Марьяна Акимовна тоже будто бы переменилась. Тоже чего-то по временам задумывается и скучает. Один только Антон Адамович по-прежнему молчит и добродушно улыбается. В отношении же меня они все ласковы по-прежнему. Только что-то как будто бы скрывают.
Меня это мучит, и я по целым дням иногда хожу по лесу и плачу, сам не знаю отчего.
Несколько дней тому назад Антон Адамович ездил к нашему управляющему и возвратился чрезвычайно весел, так весел, что заставил меня с Наташею играть «Горлыцю», а сам чуть было танцевать не пустился.
А, между прочим, все-таки ни слова никому не говорит о причине такой радости.
Через неделю после этой радости Антон Адамович, не сказав никому ни слова, уехал опять к управляющему, а к вечеру того же дня прислал записку, чтобы его не ждали вечерять, что он с управляющим уехал в Полтаву.

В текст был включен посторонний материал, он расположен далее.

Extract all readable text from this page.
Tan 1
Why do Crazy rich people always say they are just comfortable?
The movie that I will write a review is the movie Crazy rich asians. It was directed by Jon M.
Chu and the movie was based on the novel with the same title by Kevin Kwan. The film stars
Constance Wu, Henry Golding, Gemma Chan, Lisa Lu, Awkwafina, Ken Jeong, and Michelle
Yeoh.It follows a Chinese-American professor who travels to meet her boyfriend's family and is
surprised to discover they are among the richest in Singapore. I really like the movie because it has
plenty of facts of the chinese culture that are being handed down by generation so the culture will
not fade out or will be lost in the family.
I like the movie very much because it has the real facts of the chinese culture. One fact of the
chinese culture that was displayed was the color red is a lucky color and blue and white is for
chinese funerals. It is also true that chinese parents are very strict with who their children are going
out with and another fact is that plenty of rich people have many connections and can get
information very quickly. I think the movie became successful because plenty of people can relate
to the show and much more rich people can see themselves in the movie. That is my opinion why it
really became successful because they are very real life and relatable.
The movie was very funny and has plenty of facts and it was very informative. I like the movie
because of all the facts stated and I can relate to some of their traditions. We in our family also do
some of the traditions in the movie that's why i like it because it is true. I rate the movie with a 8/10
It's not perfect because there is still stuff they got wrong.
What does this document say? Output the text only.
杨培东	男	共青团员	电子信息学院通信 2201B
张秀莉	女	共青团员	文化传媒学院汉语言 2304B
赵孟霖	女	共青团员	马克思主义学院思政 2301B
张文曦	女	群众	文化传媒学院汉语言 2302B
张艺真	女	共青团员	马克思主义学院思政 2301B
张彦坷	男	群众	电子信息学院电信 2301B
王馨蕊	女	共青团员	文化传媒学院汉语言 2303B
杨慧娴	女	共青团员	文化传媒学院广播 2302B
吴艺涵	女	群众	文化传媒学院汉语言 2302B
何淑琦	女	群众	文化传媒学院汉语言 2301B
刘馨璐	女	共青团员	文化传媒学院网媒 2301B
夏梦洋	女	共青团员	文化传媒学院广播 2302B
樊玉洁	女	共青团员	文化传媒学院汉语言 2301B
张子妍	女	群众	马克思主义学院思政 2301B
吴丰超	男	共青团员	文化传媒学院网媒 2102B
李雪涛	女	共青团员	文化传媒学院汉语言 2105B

Мы, разумеется, ахнули и минут пять не могли проговорить ни слова, только смотрели друг на друга. Наконец проговорила первая Марьяна Акимовна:
— Что же это он сделал со мною? Вот уже тридцать лет, слава богу, и мы с ним не разлучались ни на день единый, а тут взял да и уехал, и хоть бы сказал слово. Вот до чего я дожила, Горькая!
И, минуту помолчав, она тихо заплакала. Наташа тоже, и, взявшись за руки, они пошли в покои.
Я, как вкопанный, остался на месте. И долго бы простоял еще, если бы Наташа не позвала меня в комнаты.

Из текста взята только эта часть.